Les manifestations se poursuivent en Tunisie pour exiger la démission des ministres et édiles ayant été en fonction sous le règne du président Ben Ali. Au moins cinq personnes sont mortes depuis vendredi. L’Assemblée nationale et le Sénat ont renforcé les pouvoirs du président par intérim, Foued Mebazaa, en l’autorisant à gouverner par décrets. Et l’armée a fait appel aux réservistes.
Les troubles se poursuivent en Tunisie, trois semaines après le départ de l’ancien président Ben Ali. Pendant que le gouvernement de transition, dont certains membres sont rejetés par les manifestants pour avoir servi sous l’ancien régime, se dote de pouvoirs exceptionnels dans l’espoir de ramener le calme. Mardi à Tunis, des coups de feu ont été entendu, pour la première fois depuis deux semaines. Les manifestations qui se poursuivent dans la capitale tunisienne visent la démission de ceux des membres du gouvernement qui appartiennent à l’ancienne formation politique de Ben Ali, le Rassemblement constitutionnel démocratique (RCD). Dans les provinces, les populations en colère souhaitent le départ des gouverneurs ayant travaillé pour l’ancien président. Depuis vendredi, des violences ont été signalées un peu partout dans le pays. Elles auraient fait au moins cinq morts.
Le parlement se saborde
Pour faire face à cette situation, le gouvernement de transition a entrepris de renforcer son autorité. Le Sénat a adopté ce mercredi à l’unanimité une loi, déjà votée à l’Assemblée nationale lundi, autorisant le président intérimaire Foued Mebazaa à gouverner par décrets-lois, contournant ainsi le Parlement bicaméral hérité de l’ère Ben Ali. Pour le Premier ministre Mohammed Ghannouchi, qui a présenté mercredi le texte aux sénateurs, son adoption, qui aura pour conséquence de saborder le parlement, constitue le passage obligé pour permettre au président intérimaire, Foued Mebazaa, de travailler. C’est à dire répondre aux sollicitations les plus urgentes.

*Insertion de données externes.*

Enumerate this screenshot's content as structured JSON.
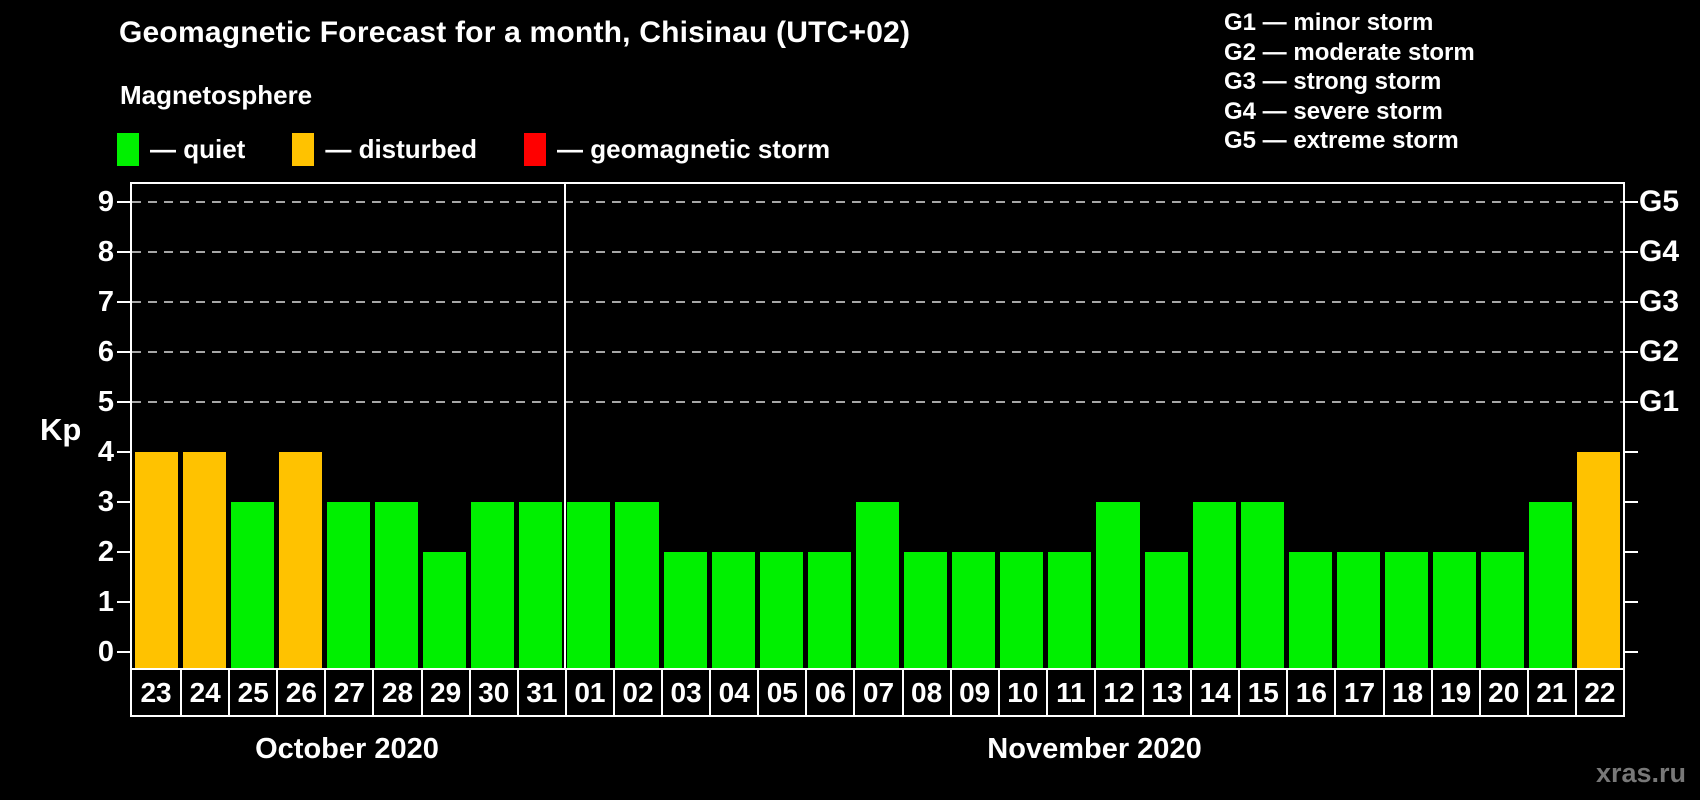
{
  "header": {
    "title": "Geomagnetic Forecast for a month, Chisinau (UTC+02)",
    "subtitle": "Magnetosphere"
  },
  "legend": {
    "items": [
      {
        "key": "quiet",
        "label": "— quiet",
        "color": "#00f000"
      },
      {
        "key": "disturbed",
        "label": "— disturbed",
        "color": "#ffc200"
      },
      {
        "key": "storm",
        "label": "— geomagnetic storm",
        "color": "#ff0000"
      }
    ]
  },
  "storm_scale_legend": {
    "lines": [
      "G1 — minor storm",
      "G2 — moderate storm",
      "G3 — strong storm",
      "G4 — severe storm",
      "G5 — extreme storm"
    ]
  },
  "watermark": "xras.ru",
  "colors": {
    "background": "#000000",
    "axis": "#ffffff",
    "gridline": "#a6a6a6",
    "quiet": "#00f000",
    "disturbed": "#ffc200",
    "storm": "#ff0000",
    "watermark": "#787878"
  },
  "chart_data": {
    "type": "bar",
    "ylabel": "Kp",
    "ylim": [
      0,
      9
    ],
    "y_ticks": [
      0,
      1,
      2,
      3,
      4,
      5,
      6,
      7,
      8,
      9
    ],
    "gridlines_at": [
      5,
      6,
      7,
      8,
      9
    ],
    "grid": "dashed horizontal lines at Kp 5-9",
    "legend_position": "top",
    "right_axis": [
      {
        "kp": 5,
        "label": "G1"
      },
      {
        "kp": 6,
        "label": "G2"
      },
      {
        "kp": 7,
        "label": "G3"
      },
      {
        "kp": 8,
        "label": "G4"
      },
      {
        "kp": 9,
        "label": "G5"
      }
    ],
    "months": [
      {
        "label": "October 2020",
        "days": 9
      },
      {
        "label": "November 2020",
        "days": 22
      }
    ],
    "categories": [
      "23",
      "24",
      "25",
      "26",
      "27",
      "28",
      "29",
      "30",
      "31",
      "01",
      "02",
      "03",
      "04",
      "05",
      "06",
      "07",
      "08",
      "09",
      "10",
      "11",
      "12",
      "13",
      "14",
      "15",
      "16",
      "17",
      "18",
      "19",
      "20",
      "21",
      "22"
    ],
    "values": [
      4,
      4,
      3,
      4,
      3,
      3,
      2,
      3,
      3,
      3,
      3,
      2,
      2,
      2,
      2,
      3,
      2,
      2,
      2,
      2,
      3,
      2,
      3,
      3,
      2,
      2,
      2,
      2,
      2,
      3,
      4
    ],
    "statuses": [
      "disturbed",
      "disturbed",
      "quiet",
      "disturbed",
      "quiet",
      "quiet",
      "quiet",
      "quiet",
      "quiet",
      "quiet",
      "quiet",
      "quiet",
      "quiet",
      "quiet",
      "quiet",
      "quiet",
      "quiet",
      "quiet",
      "quiet",
      "quiet",
      "quiet",
      "quiet",
      "quiet",
      "quiet",
      "quiet",
      "quiet",
      "quiet",
      "quiet",
      "quiet",
      "quiet",
      "disturbed"
    ]
  }
}
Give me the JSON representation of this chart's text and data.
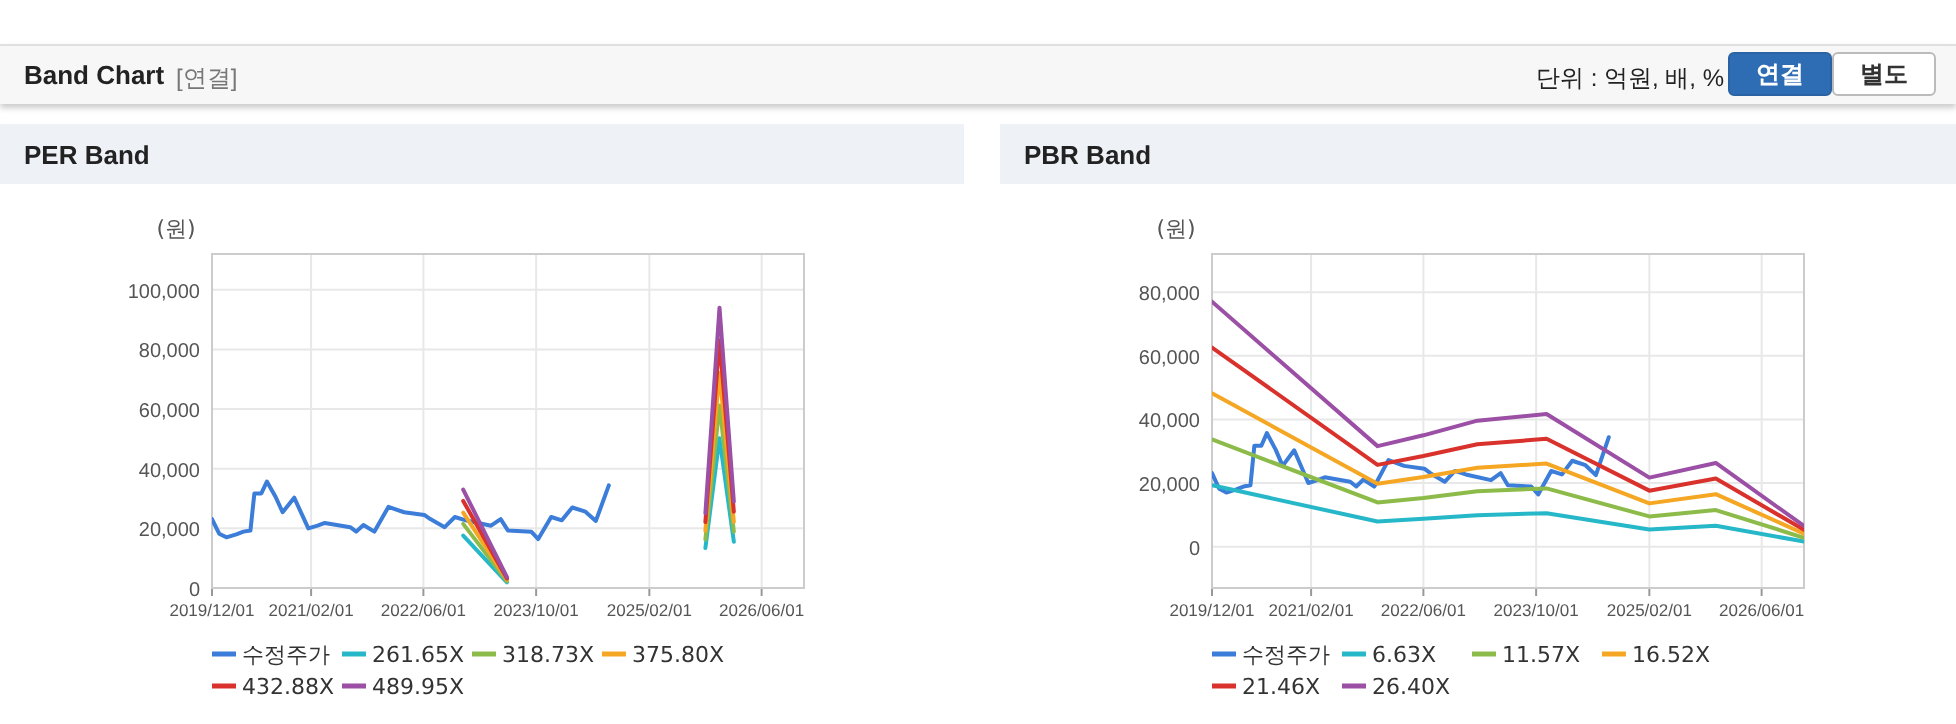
{
  "chart_data": [
    {
      "type": "other",
      "title": "Band Chart",
      "subtitle": "[연결]",
      "annotations": [
        "단위 : 억원, 배, %",
        "연결",
        "별도"
      ]
    },
    {
      "type": "line",
      "title": "PER Band",
      "ylabel": "(원)",
      "xlim": [
        "2019-12-01",
        "2026-12-01"
      ],
      "ylim": [
        0,
        112000
      ],
      "xticks": [
        {
          "value": "2019-12-01",
          "label": "2019/12/01"
        },
        {
          "value": "2021-02-01",
          "label": "2021/02/01"
        },
        {
          "value": "2022-06-01",
          "label": "2022/06/01"
        },
        {
          "value": "2023-10-01",
          "label": "2023/10/01"
        },
        {
          "value": "2025-02-01",
          "label": "2025/02/01"
        },
        {
          "value": "2026-06-01",
          "label": "2026/06/01"
        }
      ],
      "yticks": [
        0,
        {
          "value": 20000,
          "label": "20,000"
        },
        {
          "value": 40000,
          "label": "40,000"
        },
        {
          "value": 60000,
          "label": "60,000"
        },
        {
          "value": 80000,
          "label": "80,000"
        },
        {
          "value": 100000,
          "label": "100,000"
        }
      ],
      "grid": true,
      "legend": "bottom",
      "marker": "none",
      "line_style": "solid",
      "series": [
        {
          "name": "수정주가",
          "color": "#3b7dd8",
          "x": [
            "2019-12-01",
            "2020-01-01",
            "2020-02-01",
            "2020-03-15",
            "2020-04-15",
            "2020-05-15",
            "2020-06-01",
            "2020-07-01",
            "2020-07-25",
            "2020-09-01",
            "2020-10-01",
            "2020-11-20",
            "2021-01-20",
            "2021-03-01",
            "2021-04-01",
            "2021-07-20",
            "2021-08-15",
            "2021-09-15",
            "2021-11-01",
            "2022-01-01",
            "2022-03-10",
            "2022-06-05",
            "2022-07-01",
            "2022-09-01",
            "2022-10-15",
            "2022-12-01",
            "2023-03-20",
            "2023-05-01",
            "2023-06-01",
            "2023-09-10",
            "2023-10-10",
            "2023-12-05",
            "2024-01-20",
            "2024-03-05",
            "2024-05-01",
            "2024-06-15",
            "2024-08-10"
          ],
          "values": [
            23100,
            18200,
            17000,
            18000,
            18900,
            19300,
            31700,
            31700,
            35700,
            30500,
            25400,
            30300,
            20000,
            20900,
            21800,
            20400,
            18900,
            21100,
            18900,
            27200,
            25400,
            24500,
            23100,
            20400,
            23800,
            22700,
            20900,
            23100,
            19300,
            18900,
            16400,
            23800,
            22700,
            27000,
            25600,
            22500,
            34400
          ]
        },
        {
          "name": "261.65X",
          "color": "#26b8c8",
          "x": [
            "2022-11-20",
            "2023-05-28"
          ],
          "values": [
            17600,
            1900
          ]
        },
        {
          "name": "318.73X",
          "color": "#8dbb4a",
          "x": [
            "2022-11-20",
            "2023-05-28"
          ],
          "values": [
            21500,
            2300
          ]
        },
        {
          "name": "375.80X",
          "color": "#f5a623",
          "x": [
            "2022-11-20",
            "2023-05-28"
          ],
          "values": [
            25300,
            2800
          ]
        },
        {
          "name": "432.88X",
          "color": "#d9312b",
          "x": [
            "2022-11-20",
            "2023-05-28"
          ],
          "values": [
            29200,
            3200
          ]
        },
        {
          "name": "489.95X",
          "color": "#9b4fa5",
          "x": [
            "2022-11-20",
            "2023-05-28"
          ],
          "values": [
            33000,
            3600
          ]
        },
        {
          "color": "#26b8c8",
          "x": [
            "2025-10-01",
            "2025-12-01",
            "2026-02-01"
          ],
          "values": [
            13400,
            50200,
            15500
          ]
        },
        {
          "color": "#8dbb4a",
          "x": [
            "2025-10-01",
            "2025-12-01",
            "2026-02-01"
          ],
          "values": [
            16300,
            61200,
            18900
          ]
        },
        {
          "color": "#f5a623",
          "x": [
            "2025-10-01",
            "2025-12-01",
            "2026-02-01"
          ],
          "values": [
            19200,
            72100,
            22200
          ]
        },
        {
          "color": "#d9312b",
          "x": [
            "2025-10-01",
            "2025-12-01",
            "2026-02-01"
          ],
          "values": [
            22100,
            83100,
            25600
          ]
        },
        {
          "color": "#9b4fa5",
          "x": [
            "2025-10-01",
            "2025-12-01",
            "2026-02-01"
          ],
          "values": [
            25000,
            94000,
            29000
          ]
        }
      ]
    },
    {
      "type": "line",
      "title": "PBR Band",
      "ylabel": "(원)",
      "xlim": [
        "2019-12-01",
        "2026-12-01"
      ],
      "ylim": [
        -13000,
        92000
      ],
      "xticks": [
        {
          "value": "2019-12-01",
          "label": "2019/12/01"
        },
        {
          "value": "2021-02-01",
          "label": "2021/02/01"
        },
        {
          "value": "2022-06-01",
          "label": "2022/06/01"
        },
        {
          "value": "2023-10-01",
          "label": "2023/10/01"
        },
        {
          "value": "2025-02-01",
          "label": "2025/02/01"
        },
        {
          "value": "2026-06-01",
          "label": "2026/06/01"
        }
      ],
      "yticks": [
        0,
        {
          "value": 20000,
          "label": "20,000"
        },
        {
          "value": 40000,
          "label": "40,000"
        },
        {
          "value": 60000,
          "label": "60,000"
        },
        {
          "value": 80000,
          "label": "80,000"
        }
      ],
      "grid": true,
      "legend": "bottom",
      "marker": "none",
      "line_style": "solid",
      "series": [
        {
          "name": "수정주가",
          "color": "#3b7dd8",
          "x": [
            "2019-12-01",
            "2020-01-01",
            "2020-02-01",
            "2020-03-15",
            "2020-04-15",
            "2020-05-15",
            "2020-06-01",
            "2020-07-01",
            "2020-07-25",
            "2020-09-01",
            "2020-10-01",
            "2020-11-20",
            "2021-01-20",
            "2021-03-01",
            "2021-04-01",
            "2021-07-20",
            "2021-08-15",
            "2021-09-15",
            "2021-11-01",
            "2022-01-01",
            "2022-03-10",
            "2022-06-05",
            "2022-07-01",
            "2022-09-01",
            "2022-10-15",
            "2022-12-01",
            "2023-03-20",
            "2023-05-01",
            "2023-06-01",
            "2023-09-10",
            "2023-10-10",
            "2023-12-05",
            "2024-01-20",
            "2024-03-05",
            "2024-05-01",
            "2024-06-15",
            "2024-08-10"
          ],
          "values": [
            23100,
            18200,
            17000,
            18000,
            18900,
            19300,
            31700,
            31700,
            35700,
            30500,
            25400,
            30300,
            20000,
            20900,
            21800,
            20400,
            18900,
            21100,
            18900,
            27200,
            25400,
            24500,
            23100,
            20400,
            23800,
            22700,
            20900,
            23100,
            19300,
            18900,
            16400,
            23800,
            22700,
            27000,
            25600,
            22500,
            34400
          ]
        },
        {
          "name": "6.63X",
          "color": "#26b8c8",
          "x": [
            "2019-12-01",
            "2021-11-15",
            "2022-06-01",
            "2023-01-20",
            "2023-11-15",
            "2025-02-01",
            "2025-11-15",
            "2026-12-01"
          ],
          "values": [
            19300,
            7900,
            8800,
            9900,
            10500,
            5400,
            6600,
            1600
          ]
        },
        {
          "name": "11.57X",
          "color": "#8dbb4a",
          "x": [
            "2019-12-01",
            "2021-11-15",
            "2022-06-01",
            "2023-01-20",
            "2023-11-15",
            "2025-02-01",
            "2025-11-15",
            "2026-12-01"
          ],
          "values": [
            33700,
            13900,
            15300,
            17400,
            18300,
            9500,
            11500,
            2800
          ]
        },
        {
          "name": "16.52X",
          "color": "#f5a623",
          "x": [
            "2019-12-01",
            "2021-11-15",
            "2022-06-01",
            "2023-01-20",
            "2023-11-15",
            "2025-02-01",
            "2025-11-15",
            "2026-12-01"
          ],
          "values": [
            48200,
            19800,
            21900,
            24800,
            26100,
            13600,
            16500,
            4100
          ]
        },
        {
          "name": "21.46X",
          "color": "#d9312b",
          "x": [
            "2019-12-01",
            "2021-11-15",
            "2022-06-01",
            "2023-01-20",
            "2023-11-15",
            "2025-02-01",
            "2025-11-15",
            "2026-12-01"
          ],
          "values": [
            62600,
            25700,
            28500,
            32200,
            33900,
            17600,
            21400,
            5300
          ]
        },
        {
          "name": "26.40X",
          "color": "#9b4fa5",
          "x": [
            "2019-12-01",
            "2021-11-15",
            "2022-06-01",
            "2023-01-20",
            "2023-11-15",
            "2025-02-01",
            "2025-11-15",
            "2026-12-01"
          ],
          "values": [
            77000,
            31600,
            35000,
            39600,
            41700,
            21700,
            26300,
            6500
          ]
        }
      ]
    }
  ]
}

Il doit notamment gérer la question de l’amnistie générale, signer les textes internationaux relatifs aux droits de l’homme et procéder à l’organisation des partis politiques. Il doit également entamer la réforme du code électoral, légaliser certains partis politiques interdits sous Ben Ali, dont le mouvement islamiste Ennahda de Rached Ghannouchi et le Congrès pour la République (CPR, gauche) de Moncef Marzouki. Les élections devraient avoir lieu, selon le gouvernement de transition, dans les six mois. Elles devront être « transparentes et équitables avec la participation de tous les partis », selon le mot de M. Ghannouchi.
Le gouvernement n’a pas de baguette magique contre la précarité
Evoquant le sujet de la poursuite de la grogne populaire, le premier ministre par intérim a exhorté les populations à être patientes. « Nous sommes soumis à des pressions sociales à cause des revendications du peuple pour l’amélioration de sa situation. Mais il faut prendre en considération le fait que l’Etat n’est pas encore en capacité pour le moment de répondre à toutes ces demandes. Nous n’avons pas de baguette magique », a-t-il déclaré. Mercredi, un jeune homme a été blessé par une balle qui a ricoché, alors que les militaires encadraient des centaines de personnes qui se rendaient dans un bureau d’aide sociale public pour toucher des sommes comprises entre 15,5 et 78 euros. La veille, quelques 500 demandeurs d’aide et de travail avaient investi le bâtiment du gouvernorat à Tunis.
De son côté, l’armée, particulièrement active ces derniers jours, a fait appel lundi à des réservistes, à la fois pour pallier aux désertions dans la police et s’interposer entre celle-ci et les populations. Les militaires partis en retraite entre 2006 et 2010 et les conscrits de fin 2008 et de 2009 sont ainsi invités à se présenter à partir du 16 février auprès de l’armée.
Selon l’AFP, les violences qui secouent le pays depuis janvier auraient fait 234 morts et 510 blessés. Une commission nationale a été chargée d’enquêter, notamment sur les exactions qu’auraient pu commettre les forces de sécurité lors de la chute de Ben Ali.